大会初日の400メートル個人メドレーで予選敗退。前日25日の200メートルバタフライ準決勝は1分54秒43の全体5位と伸びきらず「今の心情が苦しいのは事実。挑戦して、挑戦して、悪あがきして、どこまでできるか。その気持ちは忘れずに頑張りたい」。決勝を見据えていた力を振り絞った。

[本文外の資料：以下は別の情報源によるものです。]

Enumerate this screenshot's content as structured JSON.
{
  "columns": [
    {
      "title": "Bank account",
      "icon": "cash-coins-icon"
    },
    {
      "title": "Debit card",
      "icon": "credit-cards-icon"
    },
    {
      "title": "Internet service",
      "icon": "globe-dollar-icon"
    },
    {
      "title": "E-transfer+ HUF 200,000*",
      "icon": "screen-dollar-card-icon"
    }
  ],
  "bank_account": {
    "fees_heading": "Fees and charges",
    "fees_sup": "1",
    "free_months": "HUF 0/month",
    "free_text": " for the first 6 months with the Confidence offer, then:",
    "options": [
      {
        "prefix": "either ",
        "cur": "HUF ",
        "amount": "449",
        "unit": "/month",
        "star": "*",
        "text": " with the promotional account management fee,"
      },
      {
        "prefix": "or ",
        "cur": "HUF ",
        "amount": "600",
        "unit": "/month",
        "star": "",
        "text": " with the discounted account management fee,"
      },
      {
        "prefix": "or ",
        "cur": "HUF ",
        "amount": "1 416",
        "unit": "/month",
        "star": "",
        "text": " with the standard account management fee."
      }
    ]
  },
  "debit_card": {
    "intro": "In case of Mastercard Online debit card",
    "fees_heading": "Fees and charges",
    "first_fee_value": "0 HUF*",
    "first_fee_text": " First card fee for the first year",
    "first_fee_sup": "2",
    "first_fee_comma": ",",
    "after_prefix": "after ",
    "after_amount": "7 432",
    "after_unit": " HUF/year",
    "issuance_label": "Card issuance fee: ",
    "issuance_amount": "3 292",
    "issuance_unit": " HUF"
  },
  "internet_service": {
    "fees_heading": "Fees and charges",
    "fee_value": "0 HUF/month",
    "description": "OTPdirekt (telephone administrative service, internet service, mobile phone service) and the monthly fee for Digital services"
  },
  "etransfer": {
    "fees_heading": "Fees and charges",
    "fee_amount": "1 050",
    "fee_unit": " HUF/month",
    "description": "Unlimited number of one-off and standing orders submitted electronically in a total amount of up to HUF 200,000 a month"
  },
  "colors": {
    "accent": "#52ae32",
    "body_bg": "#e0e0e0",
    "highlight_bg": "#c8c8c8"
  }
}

1年前と環境を変えた。22年にブダペストで行われた世界選手権は銅メダル。今大会は欠場となったミラク(ハンガリー)が世界新記録で優勝し、2位に当時20歳のマルシャン(フランス)が入った。大会の思い出は「悔しいという気持ちだけで終わっちゃった」とほろ苦いものになった。

昨年までは日大を拠点としてきたが、今年に入ると所属先をイトマン東京に変えて再出発。4月の日本選手権4連覇以降は、イトマンの堀之内徹氏がメインコーチとなった。24年パリ五輪(オリンピック)に向け、中長期的な強化を開始。初めての挑戦だった。

5月にはヨーロッパグランプリに出場。3大会を転戦しながら、ウエートトレーニングは並行して行ってきた。複数種目をこなしながらの強化は、今までにない経験。本多は思わず漏らした。

「ちょっと分からなくなっています…」

過去に21年東京五輪(オリンピック)代表の大本里佳さんらを育てた堀之内コーチは「明らかに疲労からメンタルを持っていかれていた。最終的な目標に向かってやる上では、そういう体の状態でできる対応や調整をし、最低限の結果に持っていくようにしないといけない」と意図を明かした。陸上ではスクワットなど下半身を中心に鍛え、水中で地道なキックの練習を続けた。同コーチは「誰も到達したことがないところを目指してやっている。『本多灯のトレーニング論』を作っている」と言い、最大のターゲットを見据える。

この日、パリ五輪の開幕まで丸1年となった。